For kidney protection, every patient was co-infused with 1,500 mL of a renoprotective amino acid mixture of 5% lysine HCL and 10% l-arginine HCL in 250 mL NaCl at pH 7.4 and osmolarity of 400 mosmol/l. This infusion was started 30 min prior to administration of the therapeutic dose and continued for 4 h. The radiopharmaceutical was co-administered over 10–15 min by using a second infusion pump system. This co-infusion of amino acids reduces renal exposure and allows for higher mean absorbed doses to reach tumors (Jamar et al. 2003).

The activity to administer was chosen based on the general status of the patient (e.g., Karnofsky scale), kidney function, hematologic reserve, tumor mass and SSTR expression, previous treatments, and also experience reported by other groups (Kwekkeboom et al. 2005).

In all patients undergoing PRRNT, follow-up of renal function was carried out after each cycle after a period of 6–12 months with serum creatinine and BUN. GFR was determined using 110–185 MBq ^99mTc-DTPA before and every 3–4 months after therapy, and the tubular extraction rate (TER) determined using ^99mTc-MAG3 was also documented.

Dosimetric calculations were performed according to the MIRD scheme from 2D planar whole image sets (Bolch et al. 2009). The time-dependent activity was determined based on conjugated planar whole-body scans acquired 0.5, 3, 20–24, 44–48, and 68–72 h post injection. For estimation of mean absorbed doses, we used a well-established dosimetry protocol, as was used in a previous study (Wehrmann et al. 2007).

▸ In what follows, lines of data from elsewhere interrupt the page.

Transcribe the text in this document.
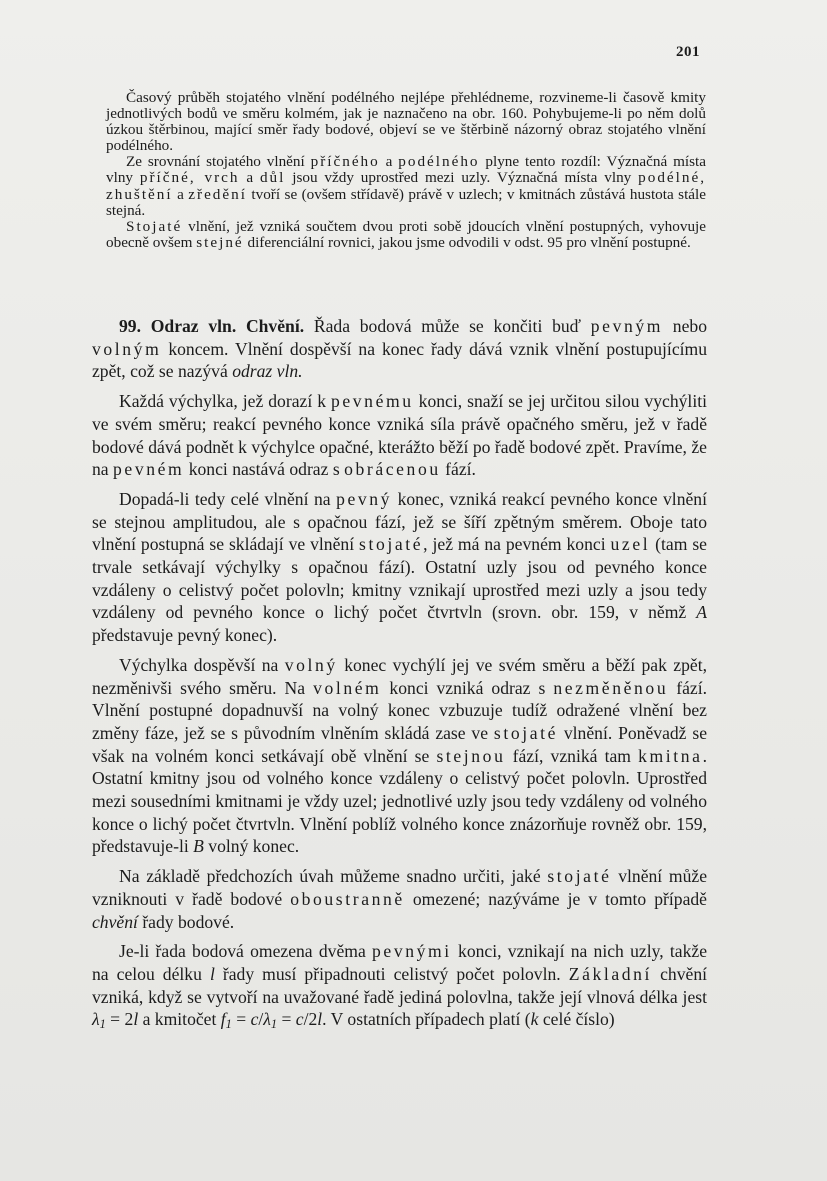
201

Časový průběh stojatého vlnění podélného nejlépe přehlédneme, rozvineme-li časově kmity jednotlivých bodů ve směru kolmém, jak je naznačeno na obr. 160. Pohybujeme-li po něm dolů úzkou štěrbinou, mající směr řady bodové, objeví se ve štěrbině názorný obraz stojatého vlnění podélného.

Ze srovnání stojatého vlnění příčného a podélného plyne tento rozdíl: Význačná místa vlny příčné, vrch a důl jsou vždy uprostřed mezi uzly. Význačná místa vlny podélné, zhuštění a zředění tvoří se (ovšem střídavě) právě v uzlech; v kmitnách zůstává hustota stále stejná.

Stojaté vlnění, jež vzniká součtem dvou proti sobě jdoucích vlnění postupných, vyhovuje obecně ovšem stejné diferenciální rovnici, jakou jsme odvodili v odst. 95 pro vlnění postupné.

99. Odraz vln. Chvění. Řada bodová může se končiti buď pevným nebo volným koncem. Vlnění dospěvší na konec řady dává vznik vlnění postupujícímu zpět, což se nazývá odraz vln.

Každá výchylka, jež dorazí k pevnému konci, snaží se jej určitou silou vychýliti ve svém směru; reakcí pevného konce vzniká síla právě opačného směru, jež v řadě bodové dává podnět k výchylce opačné, kterážto běží po řadě bodové zpět. Pravíme, že na pevném konci nastává odraz s obrácenou fází.

Dopadá-li tedy celé vlnění na pevný konec, vzniká reakcí pevného konce vlnění se stejnou amplitudou, ale s opačnou fází, jež se šíří zpětným směrem. Oboje tato vlnění postupná se skládají ve vlnění stojaté, jež má na pevném konci uzel (tam se trvale setkávají výchylky s opačnou fází). Ostatní uzly jsou od pevného konce vzdáleny o celistvý počet polovln; kmitny vznikají uprostřed mezi uzly a jsou tedy vzdáleny od pevného konce o lichý počet čtvrtvln (srovn. obr. 159, v němž A představuje pevný konec).

Výchylka dospěvší na volný konec vychýlí jej ve svém směru a běží pak zpět, nezměnivši svého směru. Na volném konci vzniká odraz s nezměněnou fází. Vlnění postupné dopadnuvší na volný konec vzbuzuje tudíž odražené vlnění bez změny fáze, jež se s původním vlněním skládá zase ve stojaté vlnění. Poněvadž se však na volném konci setkávají obě vlnění se stejnou fází, vzniká tam kmitna. Ostatní kmitny jsou od volného konce vzdáleny o celistvý počet polovln. Uprostřed mezi sousedními kmitnami je vždy uzel; jednotlivé uzly jsou tedy vzdáleny od volného konce o lichý počet čtvrtvln. Vlnění poblíž volného konce znázorňuje rovněž obr. 159, představuje-li B volný konec.

Na základě předchozích úvah můžeme snadno určiti, jaké stojaté vlnění může vzniknouti v řadě bodové oboustranně omezené; nazýváme je v tomto případě chvění řady bodové.

Je-li řada bodová omezena dvěma pevnými konci, vznikají na nich uzly, takže na celou délku l řady musí připadnouti celistvý počet polovln. Základní chvění vzniká, když se vytvoří na uvažované řadě jediná polovlna, takže její vlnová délka jest $\lambda_1 = 2l$ a kmitočet $f_1 = c/\lambda_1 = c/2l$. V ostatních případech platí (k celé číslo)
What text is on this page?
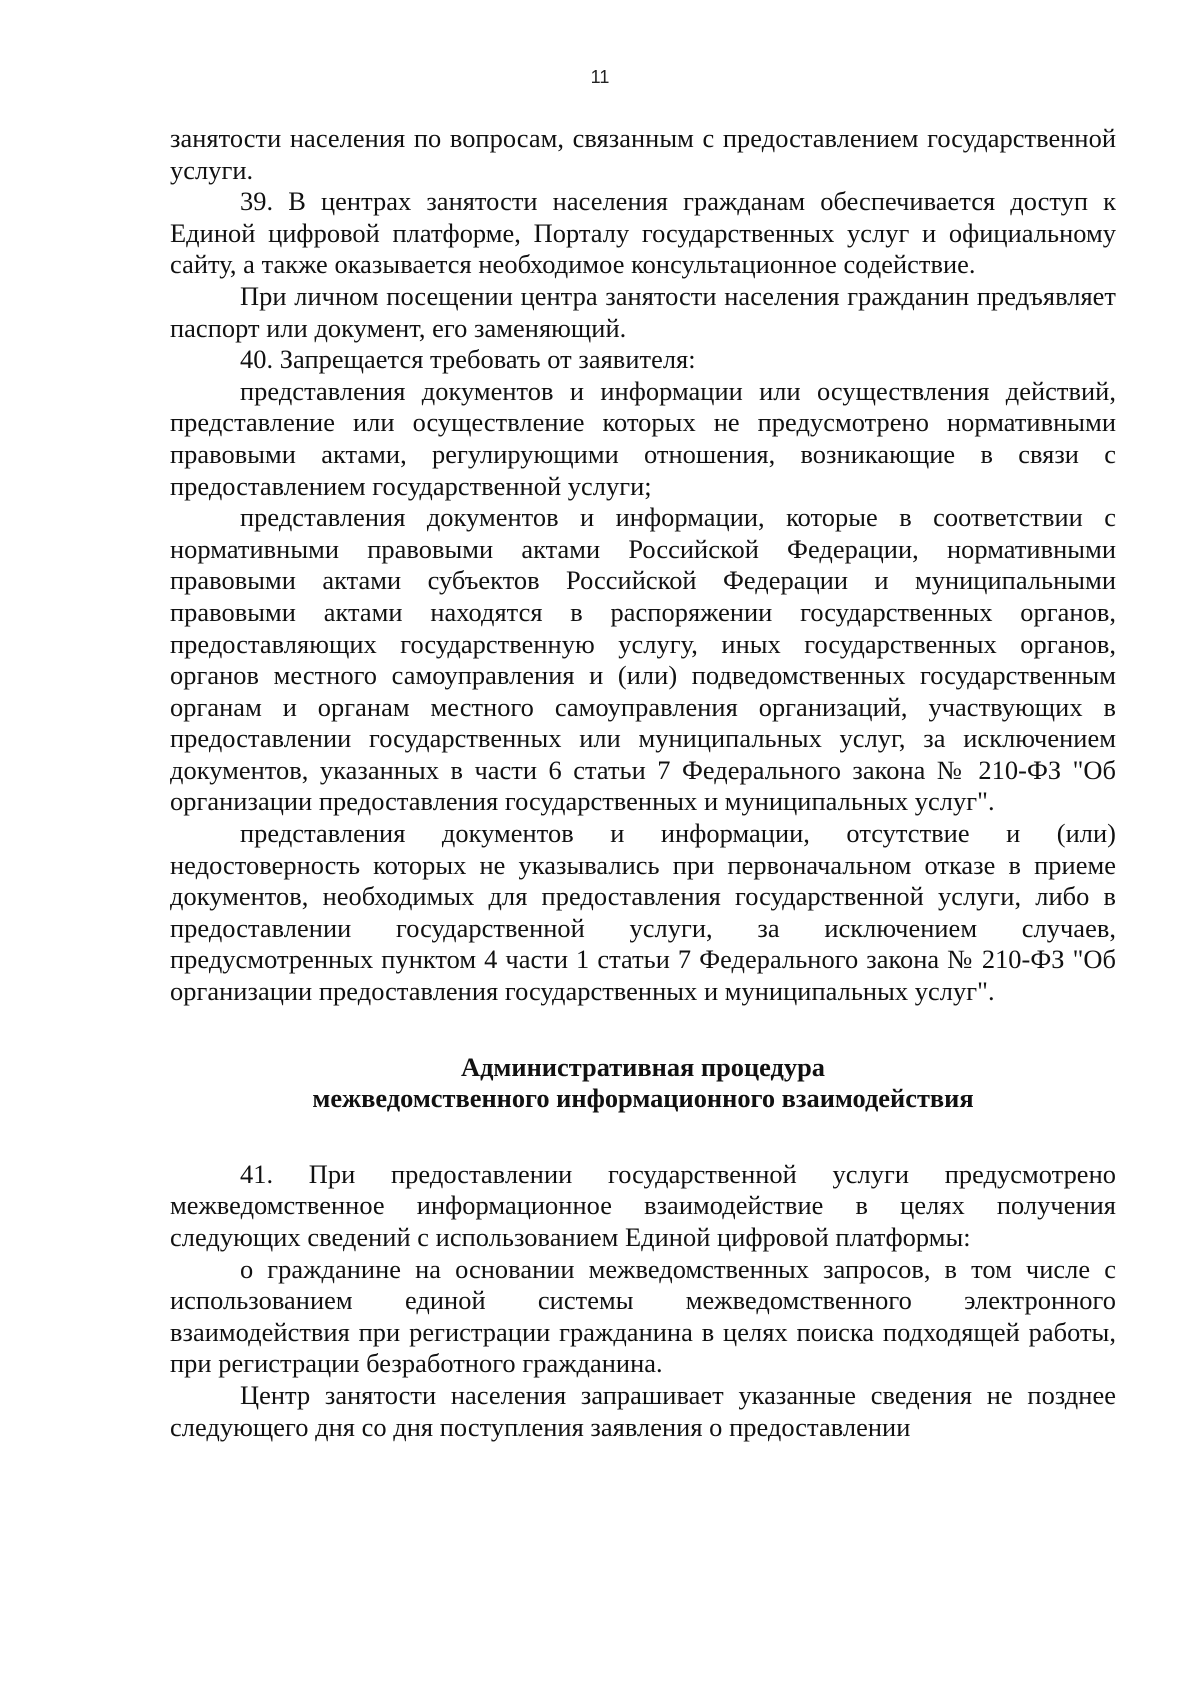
11

занятости населения по вопросам, связанным с предоставлением государственной услуги.

39. В центрах занятости населения гражданам обеспечивается доступ к Единой цифровой платформе, Порталу государственных услуг и официальному сайту, а также оказывается необходимое консультационное содействие.

При личном посещении центра занятости населения гражданин предъявляет паспорт или документ, его заменяющий.

40. Запрещается требовать от заявителя:

представления документов и информации или осуществления действий, представление или осуществление которых не предусмотрено нормативными правовыми актами, регулирующими отношения, возникающие в связи с предоставлением государственной услуги;

представления документов и информации, которые в соответствии с нормативными правовыми актами Российской Федерации, нормативными правовыми актами субъектов Российской Федерации и муниципальными правовыми актами находятся в распоряжении государственных органов, предоставляющих государственную услугу, иных государственных органов, органов местного самоуправления и (или) подведомственных государственным органам и органам местного самоуправления организаций, участвующих в предоставлении государственных или муниципальных услуг, за исключением документов, указанных в части 6 статьи 7 Федерального закона № 210-ФЗ "Об организации предоставления государственных и муниципальных услуг".

представления документов и информации, отсутствие и (или) недостоверность которых не указывались при первоначальном отказе в приеме документов, необходимых для предоставления государственной услуги, либо в предоставлении государственной услуги, за исключением случаев, предусмотренных пунктом 4 части 1 статьи 7 Федерального закона № 210-ФЗ "Об организации предоставления государственных и муниципальных услуг".

Административная процедура
межведомственного информационного взаимодействия

41. При предоставлении государственной услуги предусмотрено межведомственное информационное взаимодействие в целях получения следующих сведений с использованием Единой цифровой платформы:

о гражданине на основании межведомственных запросов, в том числе с использованием единой системы межведомственного электронного взаимодействия при регистрации гражданина в целях поиска подходящей работы, при регистрации безработного гражданина.

Центр занятости населения запрашивает указанные сведения не позднее следующего дня со дня поступления заявления о предоставлении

The dosimetric parameters determined for kidneys in addition to the mean absorbed dose were uptake, half life, residence time, and tumor-to-kidney ratio. Pre- and post-therapy serum creatinine, GFR, and TER were also compared. The effect of age, diabetes, hypertension, and total administered activity on renal function was determined. For evaluation of statistically significant differences, nonparametric signed-rank tests for paired samples were used. All statistical tests were performed using ORIGINPRO 8.1G; p-values ≤ 0.05 were considered to be significant.